Neural networks don't match the performance of the Viterbi algorithm for Word Sense Disambiguation
For two previous clients, Metafused and True 212, I have created Word Sense Disambiguation systems. I've used a Bayesian Viterbi algorithm, and in each case, achieved an accuracy of 70%, which according to the Scholarpedia article I've just linked, is good. However, I've always wondered if I could do better. Since neural networks (or "deep learning") are fashionable in AI research at the moment, I though that while I was between projects, I'd have a go at seeing what they could do. After all, they are currently popular for machine translation, which is an analogous problem.
I tried two different neural architectures - LSTM and Convolutional networks using Keras. In each case, I trained two LSI models on the Semcor corpus, one representing words, the other WordNet senses. The neural network was trained to map from one embedding to the other, and the WordNet embedding searched for the word sense closest to each vector produced by the neural network. And the results were...
Absolute gibberish. The output bore no resemblance to the input whatsoever.
Why was that? Well, with the Viterbi algorithm, I only had to search for word senses that were relevant to the input word. The neural network had to search the entire space of WordNet senses, and this was a pretty dense embedding. That meant that the slightest error in the mapping would lead to the wrong sense being identified.

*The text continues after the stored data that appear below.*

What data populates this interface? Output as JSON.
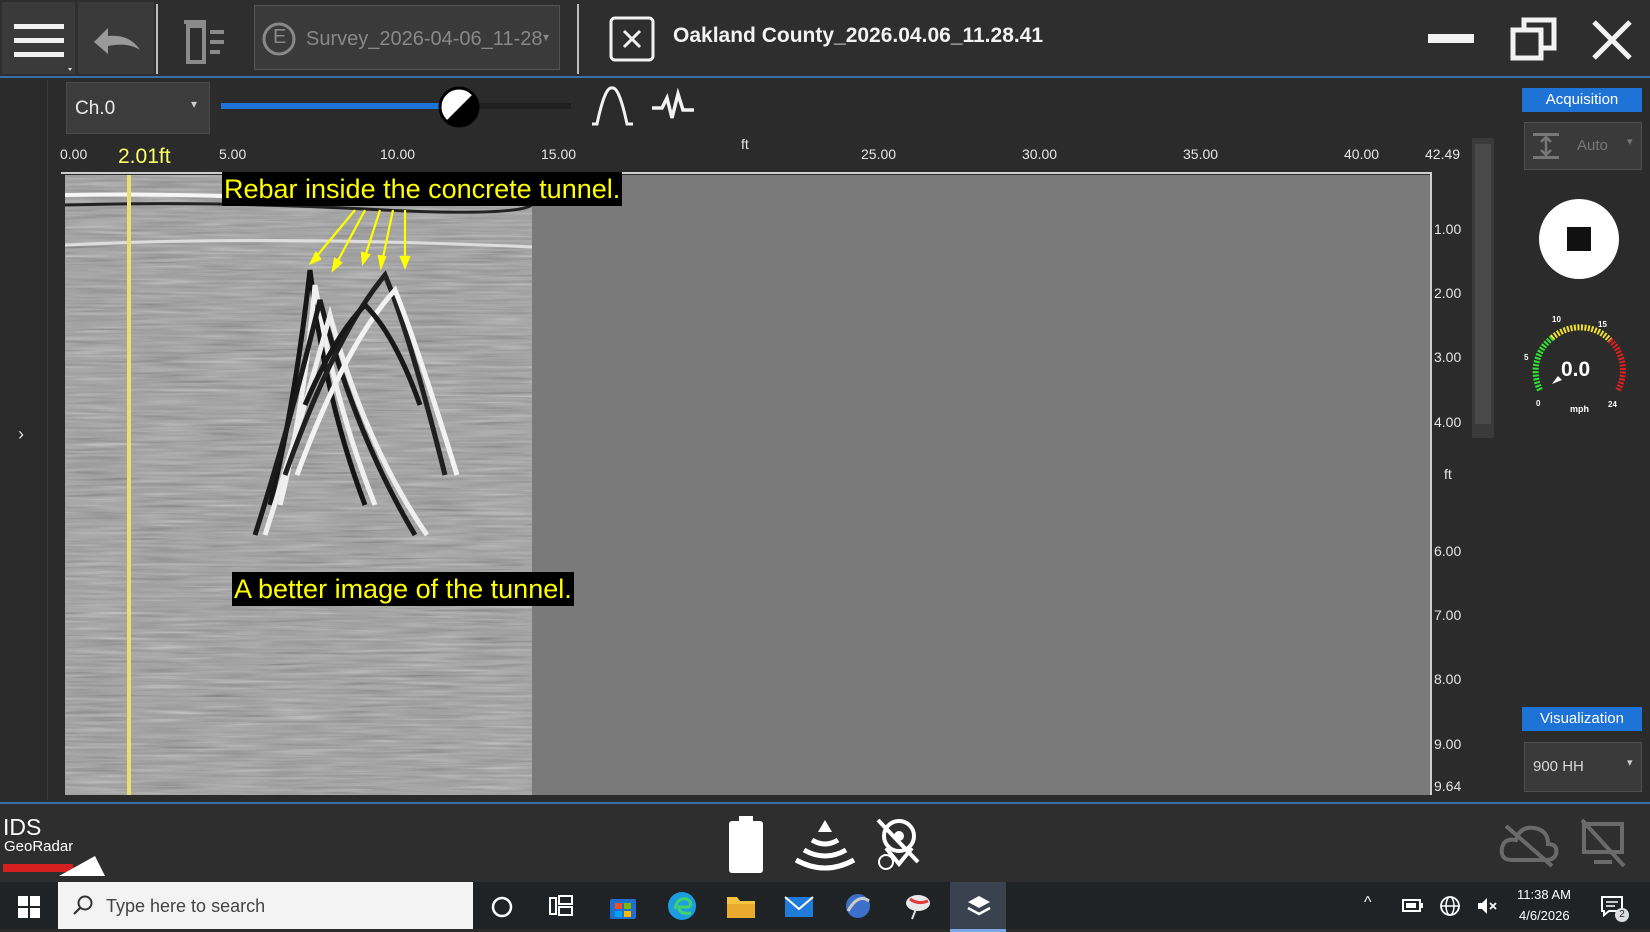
{
  "toolbar": {
    "survey_name": "Survey_2026-04-06_11-28",
    "survey_prefix": "E",
    "window_title": "Oakland County_2026.04.06_11.28.41"
  },
  "channel": {
    "selected": "Ch.0"
  },
  "gain_slider": {
    "value_fraction": 0.68
  },
  "ruler": {
    "unit": "ft",
    "cursor_label": "2.01ft",
    "x_ticks": [
      "0.00",
      "5.00",
      "10.00",
      "15.00",
      "25.00",
      "30.00",
      "35.00",
      "40.00",
      "42.49"
    ],
    "y_ticks": [
      "1.00",
      "2.00",
      "3.00",
      "4.00",
      "6.00",
      "7.00",
      "8.00",
      "9.00",
      "9.64"
    ],
    "y_unit": "ft"
  },
  "annotations": {
    "rebar": "Rebar inside the concrete tunnel.",
    "tunnel": "A better image of the tunnel."
  },
  "acquisition": {
    "label": "Acquisition",
    "mode": "Auto"
  },
  "speedometer": {
    "value": "0.0",
    "unit": "mph",
    "marks": [
      "0",
      "5",
      "10",
      "15",
      "24"
    ]
  },
  "visualization": {
    "label": "Visualization",
    "selected": "900 HH"
  },
  "brand": {
    "line1": "IDS",
    "line2": "GeoRadar"
  },
  "taskbar": {
    "search_placeholder": "Type here to search",
    "time": "11:38 AM",
    "date": "4/6/2026",
    "notifications": "2"
  },
  "colors": {
    "accent_blue": "#1e73d6",
    "annotation_yellow": "#ffff00",
    "slider_fill": "#1e73d6"
  }
}
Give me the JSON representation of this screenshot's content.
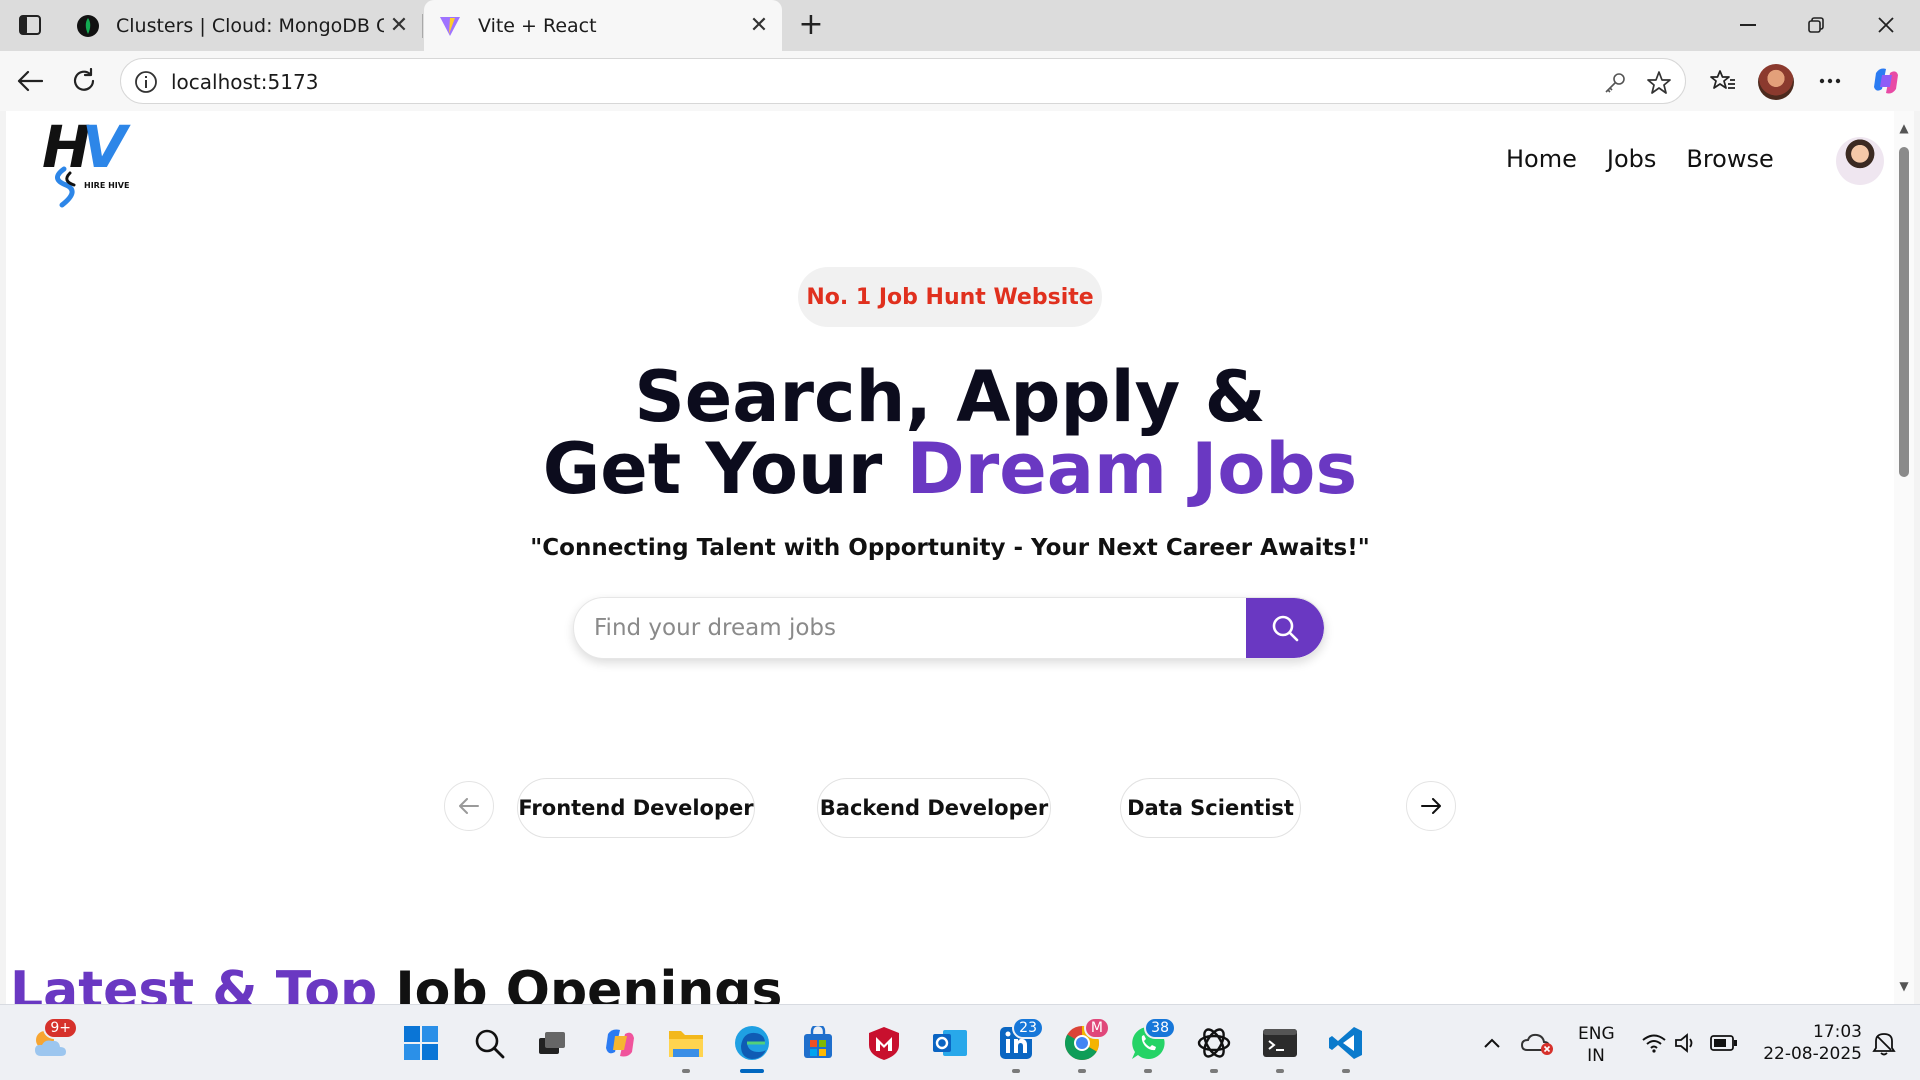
{
  "browser": {
    "tabs": [
      {
        "title": "Clusters | Cloud: MongoDB Cloud",
        "active": false
      },
      {
        "title": "Vite + React",
        "active": true
      }
    ],
    "url": "localhost:5173"
  },
  "site": {
    "logo_text": "HV",
    "logo_subtext": "HIRE HIVE",
    "nav": [
      "Home",
      "Jobs",
      "Browse"
    ]
  },
  "hero": {
    "badge": "No. 1 Job Hunt Website",
    "headline_line1": "Search, Apply &",
    "headline_line2_plain": "Get Your ",
    "headline_line2_accent": "Dream Jobs",
    "subline": "\"Connecting Talent with Opportunity - Your Next Career Awaits!\"",
    "search_placeholder": "Find your dream jobs"
  },
  "categories": [
    "Frontend Developer",
    "Backend Developer",
    "Data Scientist"
  ],
  "section": {
    "title_accent": "Latest & Top",
    "title_plain": " Job Openings"
  },
  "taskbar": {
    "weather_badge": "9+",
    "linkedin_badge": "23",
    "chrome_badge": "M",
    "whatsapp_badge": "38",
    "lang_top": "ENG",
    "lang_bottom": "IN",
    "time": "17:03",
    "date": "22-08-2025"
  },
  "colors": {
    "accent": "#6a38c2",
    "badge_text": "#e0301e"
  }
}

Secondly, I think that the limit of 70% accuracy in Word Sense Disambiguation comes from the training data. There's only really Semcor available, and while it's a good corpus, I believe that a much bigger corpus of WordNet tagged sentences would be necessary to make a significant improvement in Word Sense Disambiguation performance. Modern machine translation systems use huge corpora harvested from the web, and even then they are often ropy and fragile.
The ScholarPedia article linked above suggests that using some global information about a document may improve the performance. At a later date I may experiment with integrating this into the Viterbi algorithm.